My hands are on his belt, the pants needs to drop if I'm going to get my much needed relief.

His one hand grabs them and halts them before I can completely unbuckle him.

I stop and look at him, panting and breathless, "What? What's wrong?"

"Not today, not yet," He kisses me again.

Hot and wet, "But I need..."

What? What do I need? Him to fucking penetrate me?

Maybe.

Definitely.

I may not be a go with the flow but I'm also not a flowers and roses girl. That's why I have a baby with my best friend. Not because I don't think I deserve them but because I don't need them, they're just a representation and representations can be misleading.

But he's right-- not today. No matter what my body is saying, I can't let him in there.

"I know you need..." Dixon's voice breaks through my haze as he lowers his kisses down my body.

The first touch of his soft lips on my inner thigh makes me sigh and lie completely down desk.

The next kiss is a little higher and that one makes me buck with anticipation.
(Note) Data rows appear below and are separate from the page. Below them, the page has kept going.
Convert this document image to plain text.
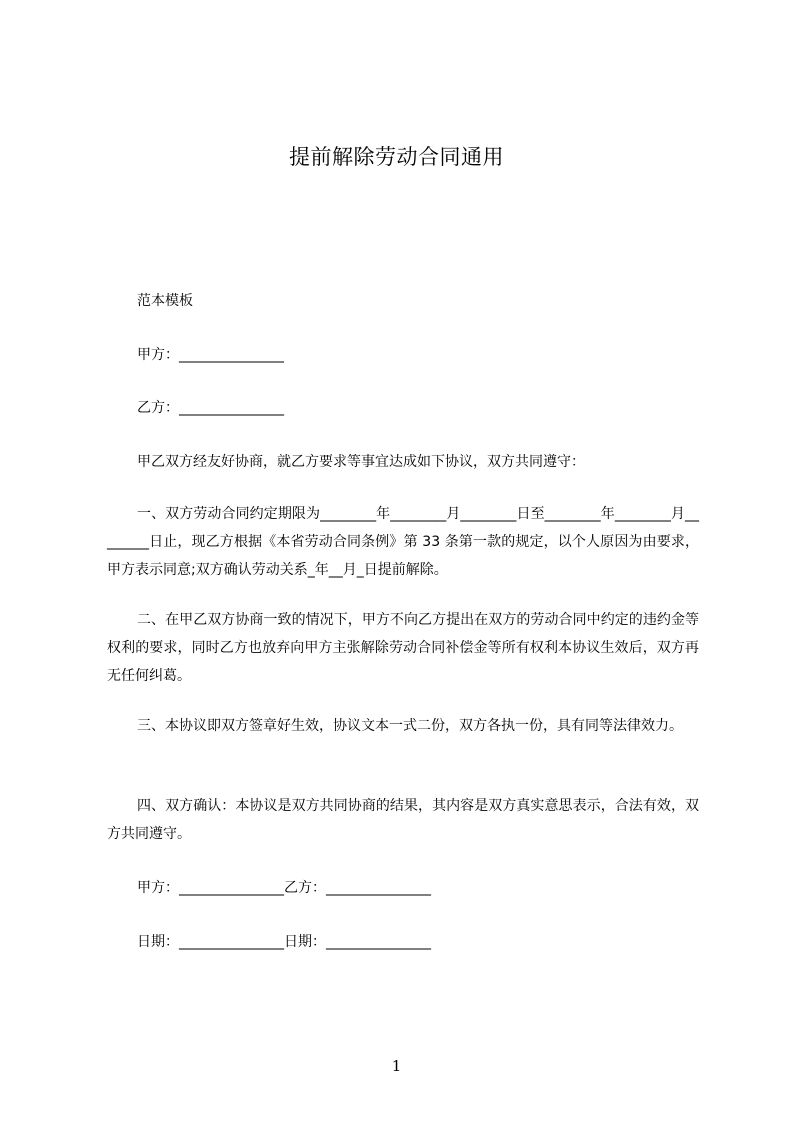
提前解除劳动合同通用
范本模板
甲方：_______________
乙方：_______________
甲乙双方经友好协商，就乙方要求等事宜达成如下协议，双方共同遵守：
一、双方劳动合同约定期限为________年________月________日至________年________月________日止，现乙方根据《本省劳动合同条例》第 33 条第一款的规定，以个人原因为由要求，甲方表示同意;双方确认劳动关系_年__月_日提前解除。
二、在甲乙双方协商一致的情况下，甲方不向乙方提出在双方的劳动合同中约定的违约金等权利的要求，同时乙方也放弃向甲方主张解除劳动合同补偿金等所有权利本协议生效后，双方再无任何纠葛。
三、本协议即双方签章好生效，协议文本一式二份，双方各执一份，具有同等法律效力。
四、双方确认：本协议是双方共同协商的结果，其内容是双方真实意思表示，合法有效，双方共同遵守。
甲方：_______________乙方：_______________
日期：_______________日期：_______________
1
My body is all coiled and tensed, all anxious and desperate with my fingers buried in his hair for balance.

Teeth lightly graze my groin and this is time I do shudder, enough to jump the air like a lunatic.

I look down to see what he'll do next-- flick my thong to the side or what? Hardly believing that I'm this bare and exposed to him.

And he's that close to my vagina.

He looks up at me from between my thighs, glowing golden eyes full of a carnal promises.

Fuck me.

My head drops back.

His desk phone rings.

Fuck me twice.

He doesn't seem to care for it, too preoccupied with what's infront of him probably.

The phone beeps through the intercom system, "Mr Sin, Ms Zavesky is here to see you." Another beep.

His grip on my thighs as tightened.

I don't know who Zavesky is but I know that his mood has completely evaporated.

And so has mine. Now I'm just nerves and wetness struggling to get oxygen back into my lungs.